Nachdem man diese Sehenswürdigkeiten angesehen und das Neue sich verwischt hat, bleibt aber nichts als der traurige Rückstand von engen schmutzigen Strassen mit ihrem Gewühl von Menschen, die Einem aller Schritte Rippenstösse versetzen oder einen an die Wand klemmen, von comfortlosem Leben und Mangel an erheiternder Gesellschaft u.Gemüthlichkeit. Dazu kommt eine arge Hitze im Sommer, während es im Winter sehr kalt sein soll, und eingeschlossene Luft in den engen Häusern. Wenn man sich einmal amüsieren will, geht man auf ein Paar Tage nach Whampoa, etwa12-15 Meilen und verbringt sie an Bord eines befreundeten Schiffes in frischer Luft und Gottes freier Natur, von der man in den Vorstädten Cantons verzweifelt wenig sieht und geniesst.

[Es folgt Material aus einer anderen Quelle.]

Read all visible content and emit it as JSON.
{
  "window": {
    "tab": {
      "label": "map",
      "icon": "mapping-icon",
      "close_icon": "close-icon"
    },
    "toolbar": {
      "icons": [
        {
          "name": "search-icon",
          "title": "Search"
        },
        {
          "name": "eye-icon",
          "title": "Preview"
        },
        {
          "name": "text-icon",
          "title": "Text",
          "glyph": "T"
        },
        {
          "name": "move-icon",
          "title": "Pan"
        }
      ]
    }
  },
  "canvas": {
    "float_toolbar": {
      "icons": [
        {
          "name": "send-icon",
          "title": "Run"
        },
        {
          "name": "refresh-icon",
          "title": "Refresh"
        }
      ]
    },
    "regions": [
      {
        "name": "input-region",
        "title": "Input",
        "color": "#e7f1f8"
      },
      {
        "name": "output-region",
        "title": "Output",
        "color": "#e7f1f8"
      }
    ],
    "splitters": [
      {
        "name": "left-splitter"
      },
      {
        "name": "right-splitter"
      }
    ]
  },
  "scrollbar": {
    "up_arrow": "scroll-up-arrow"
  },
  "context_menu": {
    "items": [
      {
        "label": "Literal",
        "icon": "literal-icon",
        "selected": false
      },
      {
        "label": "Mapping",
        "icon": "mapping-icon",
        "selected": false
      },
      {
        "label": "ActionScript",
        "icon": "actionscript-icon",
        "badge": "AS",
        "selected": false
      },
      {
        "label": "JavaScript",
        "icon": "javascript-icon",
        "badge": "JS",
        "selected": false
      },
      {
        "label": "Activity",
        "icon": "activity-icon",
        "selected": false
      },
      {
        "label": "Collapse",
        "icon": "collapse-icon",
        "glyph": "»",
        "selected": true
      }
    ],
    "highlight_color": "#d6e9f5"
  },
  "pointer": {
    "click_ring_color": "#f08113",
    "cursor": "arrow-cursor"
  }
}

Ich bin vollkommen wohl auf und mir geht es so weit gut; das warme Clima und namentlich die frische Seeluft, die ich auf meinen Fahrten so reichlich geniesse, sagt mir zu. Nur wünschte ich in geschäftlicher Hinsicht etwas besseren Erfolg, als wir bis jetzt gehabt haben, um die viele aufgewandte Mühe und Kosten zu belohnen. Was daher aus dem späteren chinesischen Geschäfte und meinem längeren Hierbleiben werden wird, ist noch sehr ungewiss, und über künftige Pläne kann ich gar nichts sagen. Ich halte mich gern von jeder Verantwortlichkeit frei, mag auch meinen Leipziger Herren nichts anrathen, sondern habe ihnen alle Dinge, von allen Seiten betrachtet, vorgelegt, sodass sie 3ich selber entscheiden können. Unsere Aufgabe ist äusserst schwierig und eine höchst undankbare; die Verantwortlichkeit ist so schon gross genug, und so will ich mich wohl hüten, irgend eine Massregel anzurathen, die später schlecht ablaufen könnte. Mit Harkort habe ich mich ganz gut eingerichtet; wir sind allerdings bisher nicht viel zusammengewesen; er blieb länger als ich in Singapore, ich bin allein an der Küste 4 Monat lang gewesen, bei meiner Rückkehr nach Hongkong traf ich Harkort eben noch ehe er nach Manila ging, ich ging hierher und in einigen Tagen erwarte ich ihn hier. Er wird dann nach Calcutta gehen, wohin ich ihm im Dezember oder Januar folgen werde; und von dort aus werden sich unsre Wege wieder theilen; er wird von da wahrscheinlich nach Hause gehen - um übers Jahr wieder zurückzusein nach zweijähriger Abwesenheit, und ich werde von Calcutta wahrscheinlich wieder über Batavia oder Siam nach hier zurückkommen, um die ferneren Bescheide von Hause zu hören. Unter 2 Jahren ist demnach wenig Aussicht, dass ich wieder nach Hause komme.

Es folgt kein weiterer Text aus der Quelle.